Dr. Franco began as a general cardiologist in Victoria in July of 2017. As a general cardiologist, he sees all manner of cardiac patients, but his specialty is premature coronary artery disease — that is, cardiovascular prevention and risk reduction in younger adults, including those with genetic or inherited issues. He helps patients modify their cardiovascular risk in a forward-thinking way to reduce the likelihood of the next heart incident, and ideally the first one.
And Dr. Franco understands the role our Vancouver Island community has in advancing patient care in our hospitals. “Our collaborative, multidisciplinary Heart Health team is an incredible local resource,” says Dr. Franco. “Community support is necessary for a cardiac centre of excellence and for doctors and nurses to have the right tools to do this important job. Cardiac care is getting more complicated, more complex, and we want to be as prepared as we can be. Giving touches on every aspect of a patient’s journey — from their initial acute sickness, through surgery and rehabilitation, to the outpatient world.”
In the year since Matthew’s heart attack, his recovery involved a plan for appointments and medications and occasional sessions at the patient gym with his trainer. “This heart attack was the first time my body had let me down,” admits Matthew. “I’ve only recently begun to trust my heartrate again.”

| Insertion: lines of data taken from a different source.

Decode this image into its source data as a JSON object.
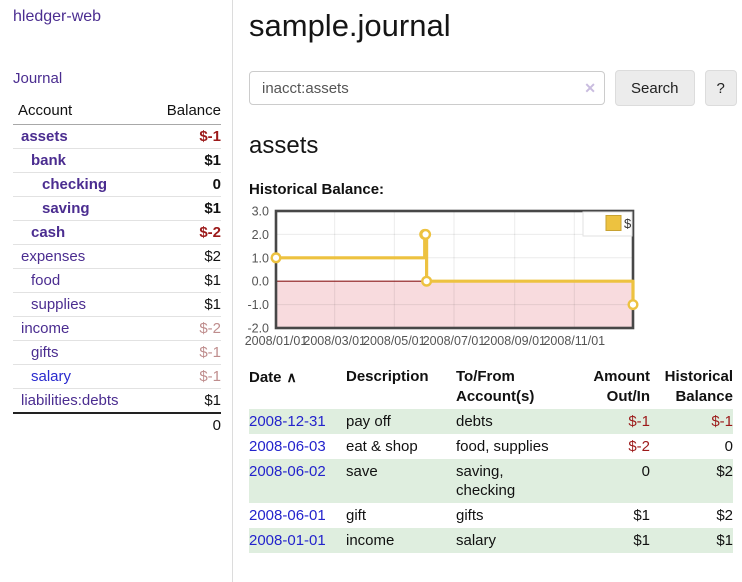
{
  "colors": {
    "link_purple": "#4b2d90",
    "link_blue": "#2a2ace",
    "negative_red": "#9c1a1a",
    "soft_negative_rose": "#bf8d8d",
    "date_link_blue": "#2323cc",
    "stripe_green": "#dfeedf"
  },
  "sidebar": {
    "app_title": "hledger-web",
    "journal_link": "Journal",
    "accounts_header": {
      "account": "Account",
      "balance": "Balance"
    },
    "accounts": [
      {
        "name": "assets",
        "depth": 1,
        "bold": true,
        "balance": "$-1",
        "balance_class": "neg"
      },
      {
        "name": "bank",
        "depth": 2,
        "bold": true,
        "balance": "$1",
        "balance_class": ""
      },
      {
        "name": "checking",
        "depth": 3,
        "bold": true,
        "balance": "0",
        "balance_class": ""
      },
      {
        "name": "saving",
        "depth": 3,
        "bold": true,
        "balance": "$1",
        "balance_class": ""
      },
      {
        "name": "cash",
        "depth": 2,
        "bold": true,
        "balance": "$-2",
        "balance_class": "neg"
      },
      {
        "name": "expenses",
        "depth": 1,
        "bold": false,
        "balance": "$2",
        "balance_class": ""
      },
      {
        "name": "food",
        "depth": 2,
        "bold": false,
        "balance": "$1",
        "balance_class": ""
      },
      {
        "name": "supplies",
        "depth": 2,
        "bold": false,
        "balance": "$1",
        "balance_class": ""
      },
      {
        "name": "income",
        "depth": 1,
        "bold": false,
        "balance": "$-2",
        "balance_class": "softneg"
      },
      {
        "name": "gifts",
        "depth": 2,
        "bold": false,
        "balance": "$-1",
        "balance_class": "softneg"
      },
      {
        "name": "salary",
        "depth": 2,
        "bold": false,
        "color": "blue",
        "balance": "$-1",
        "balance_class": "softneg"
      },
      {
        "name": "liabilities:debts",
        "depth": 1,
        "bold": false,
        "balance": "$1",
        "balance_class": ""
      }
    ],
    "total": "0"
  },
  "main": {
    "title": "sample.journal",
    "search": {
      "value": "inacct:assets",
      "clear_icon": "✕",
      "button_label": "Search",
      "help_label": "?"
    },
    "account_heading": "assets",
    "chart_label": "Historical Balance:"
  },
  "chart_data": {
    "type": "line",
    "title": "Historical Balance of assets",
    "step": true,
    "grid": true,
    "legend_position": "top-right",
    "ylim": [
      -2,
      3
    ],
    "yticks": [
      3,
      2,
      1,
      0,
      -1,
      -2
    ],
    "xrange_days": [
      0,
      365
    ],
    "xticks": [
      {
        "label": "2008/01/01",
        "day": 0
      },
      {
        "label": "2008/03/01",
        "day": 60
      },
      {
        "label": "2008/05/01",
        "day": 121
      },
      {
        "label": "2008/07/01",
        "day": 182
      },
      {
        "label": "2008/09/01",
        "day": 244
      },
      {
        "label": "2008/11/01",
        "day": 305
      }
    ],
    "series": [
      {
        "name": "$",
        "points": [
          {
            "date": "2008-01-01",
            "day": 0,
            "value": 1
          },
          {
            "date": "2008-06-01",
            "day": 152,
            "value": 2
          },
          {
            "date": "2008-06-02",
            "day": 153,
            "value": 2
          },
          {
            "date": "2008-06-03",
            "day": 154,
            "value": 0
          },
          {
            "date": "2008-12-31",
            "day": 365,
            "value": -1
          }
        ]
      }
    ],
    "colors": {
      "line": "#edc240",
      "line_edge": "#c7a232",
      "negative_fill": "#f8dbde",
      "zero_line": "#8b1a1a",
      "border": "#474747"
    }
  },
  "transactions": {
    "headers": {
      "date": "Date",
      "sort_icon": "∧",
      "description": "Description",
      "account": "To/From Account(s)",
      "amount": "Amount Out/In",
      "balance": "Historical Balance"
    },
    "rows": [
      {
        "date": "2008-12-31",
        "description": "pay off",
        "accounts": "debts",
        "amount": "$-1",
        "amount_class": "neg",
        "balance": "$-1",
        "balance_class": "neg"
      },
      {
        "date": "2008-06-03",
        "description": "eat & shop",
        "accounts": "food, supplies",
        "amount": "$-2",
        "amount_class": "neg",
        "balance": "0",
        "balance_class": ""
      },
      {
        "date": "2008-06-02",
        "description": "save",
        "accounts": "saving,\nchecking",
        "amount": "0",
        "amount_class": "",
        "balance": "$2",
        "balance_class": ""
      },
      {
        "date": "2008-06-01",
        "description": "gift",
        "accounts": "gifts",
        "amount": "$1",
        "amount_class": "",
        "balance": "$2",
        "balance_class": ""
      },
      {
        "date": "2008-01-01",
        "description": "income",
        "accounts": "salary",
        "amount": "$1",
        "amount_class": "",
        "balance": "$1",
        "balance_class": ""
      }
    ]
  }
}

The next year, Matthew did indeed ride well into the summer. He got back to cycling before his busy summer season and continued to lead tours through Bike Tours Victoria. “Now I focus on doing what I love to do,” he says.
Matthew is experiencing a profound gratitude for this holiday season, his health, and the community who annually support our hospitals. “Donors are angels,” he says. “Without their gifts, no matter how small or big, I wouldn’t be here.”